"Sing of disappointments more repeated than the batter of the sea, of lives embittered by resentments so ubiquitious the ocean’s salt seems thinly shaken, of letdowns local as the sofa where I copped my freshman’s feel, of failures as frequent as first love, first nights, last stands; do not warble of arms or adventureous deeds or shepherds playing on their private fifes, or of civil war or monarchies at swords; consider rather the slightly squinkered clerk, the soul which has become as shabby and soiled in its seat as worn-out underwear, a life lit like a lonely room and run like a laddered stocking.

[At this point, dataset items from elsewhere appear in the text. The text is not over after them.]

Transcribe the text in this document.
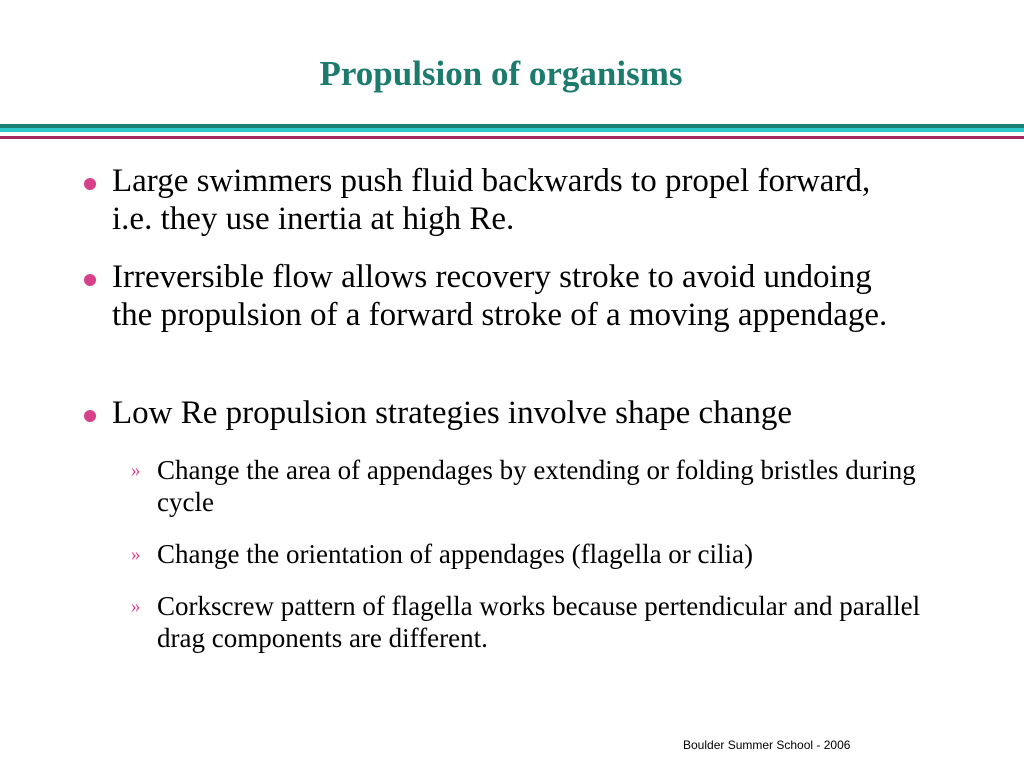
Propulsion of organisms
Large swimmers push fluid backwards to propel forward, i.e. they use inertia at high Re.
Irreversible flow allows recovery stroke to avoid undoing the propulsion of a forward stroke of a moving appendage.
Low Re propulsion strategies involve shape change
» Change the area of appendages by extending or folding bristles during cycle
» Change the orientation of appendages (flagella or cilia)
» Corkscrew pattern of flagella works because pertendicular and parallel drag components are different.
Boulder Summer School - 2006
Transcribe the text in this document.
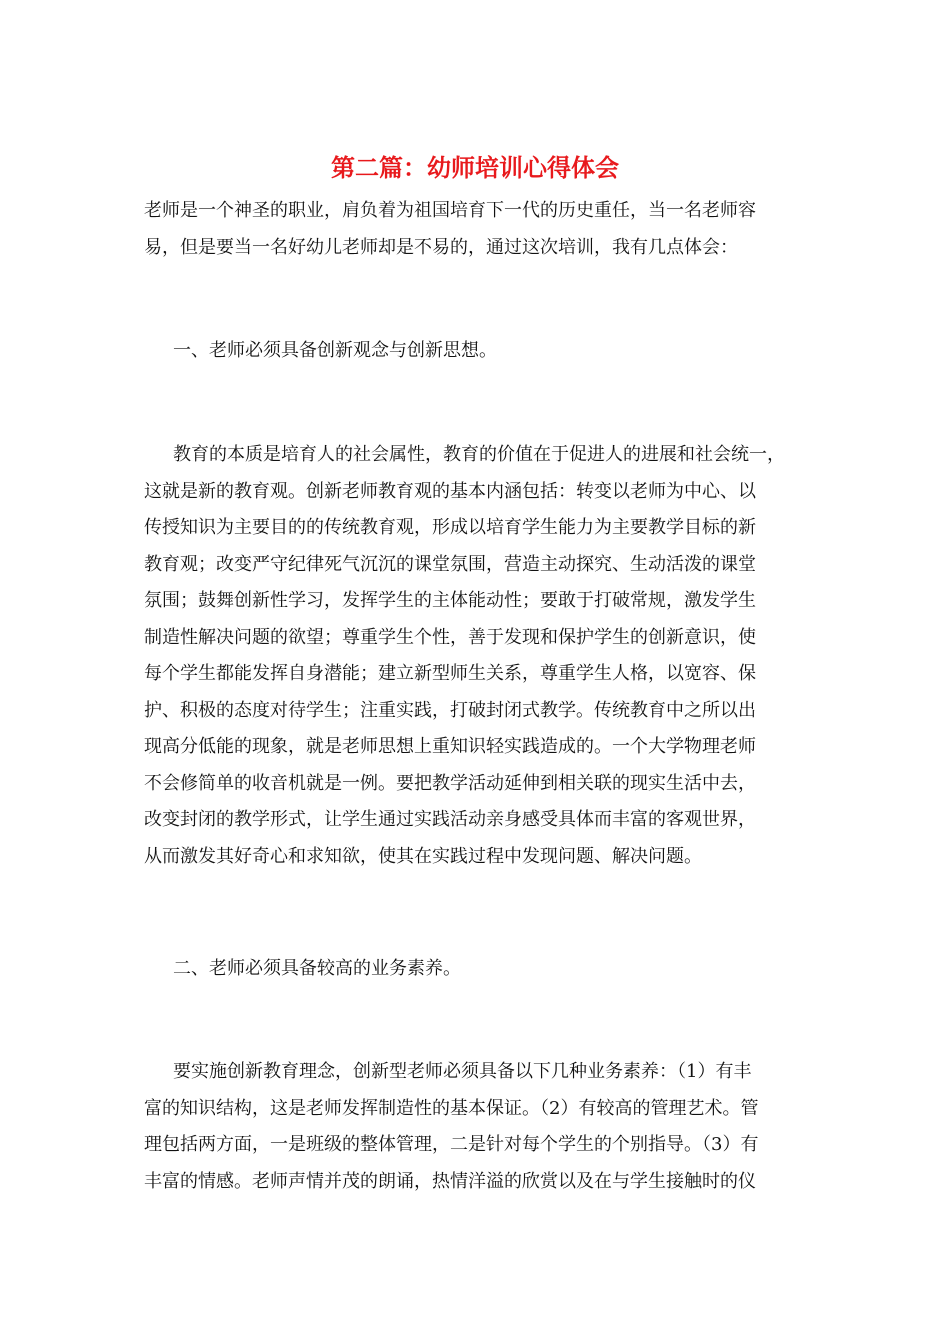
第二篇：幼师培训心得体会
老师是一个神圣的职业，肩负着为祖国培育下一代的历史重任，当一名老师容
易，但是要当一名好幼儿老师却是不易的，通过这次培训，我有几点体会：
一、老师必须具备创新观念与创新思想。
教育的本质是培育人的社会属性，教育的价值在于促进人的进展和社会统一，
这就是新的教育观。创新老师教育观的基本内涵包括：转变以老师为中心、以
传授知识为主要目的的传统教育观，形成以培育学生能力为主要教学目标的新
教育观；改变严守纪律死气沉沉的课堂氛围，营造主动探究、生动活泼的课堂
氛围；鼓舞创新性学习，发挥学生的主体能动性；要敢于打破常规，激发学生
制造性解决问题的欲望；尊重学生个性，善于发现和保护学生的创新意识，使
每个学生都能发挥自身潜能；建立新型师生关系，尊重学生人格，以宽容、保
护、积极的态度对待学生；注重实践，打破封闭式教学。传统教育中之所以出
现高分低能的现象，就是老师思想上重知识轻实践造成的。一个大学物理老师
不会修简单的收音机就是一例。要把教学活动延伸到相关联的现实生活中去，
改变封闭的教学形式，让学生通过实践活动亲身感受具体而丰富的客观世界，
从而激发其好奇心和求知欲，使其在实践过程中发现问题、解决问题。
二、老师必须具备较高的业务素养。
要实施创新教育理念，创新型老师必须具备以下几种业务素养：（1）有丰
富的知识结构，这是老师发挥制造性的基本保证。（2）有较高的管理艺术。管
理包括两方面，一是班级的整体管理，二是针对每个学生的个别指导。（3）有
丰富的情感。老师声情并茂的朗诵，热情洋溢的欣赏以及在与学生接触时的仪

Behold the sagging tit, the drudge-gray mopped-out cunt-corked wife, stale as yesterday’s soapy water, or study the shiftless kid, seedy before any bloom, thin and mean as a weed in a walk;
smell the grease that stands in the pan like a second skin, the pan aslant on some fuel-farting stove, the stove in its corner contributing what it can to the brutal conviviality of close quarters;
let depression like time-payments weigh you down; feel desperation and despair like dust thick in the rug and the ragged curtains, or carry puppy pee and plate-scrapings, wrapped in the colored pages of the Sunday paper, out to the loose and blowing, dog-jawed heap in the alley;
spend your money on large cars, loud clothes, sofa-sized paintings, excursions to Hawaii, trinkets, knickknacks, fast food, golf clubs, call girls, slimming salons, booze;
suffer shouting, heat rash, chilblains, beatings, betrayal, guilt, impotence, jail, jealousy, humiliation, VD, vermin, stink.
Sweat through a St. Louis summer and sing of that."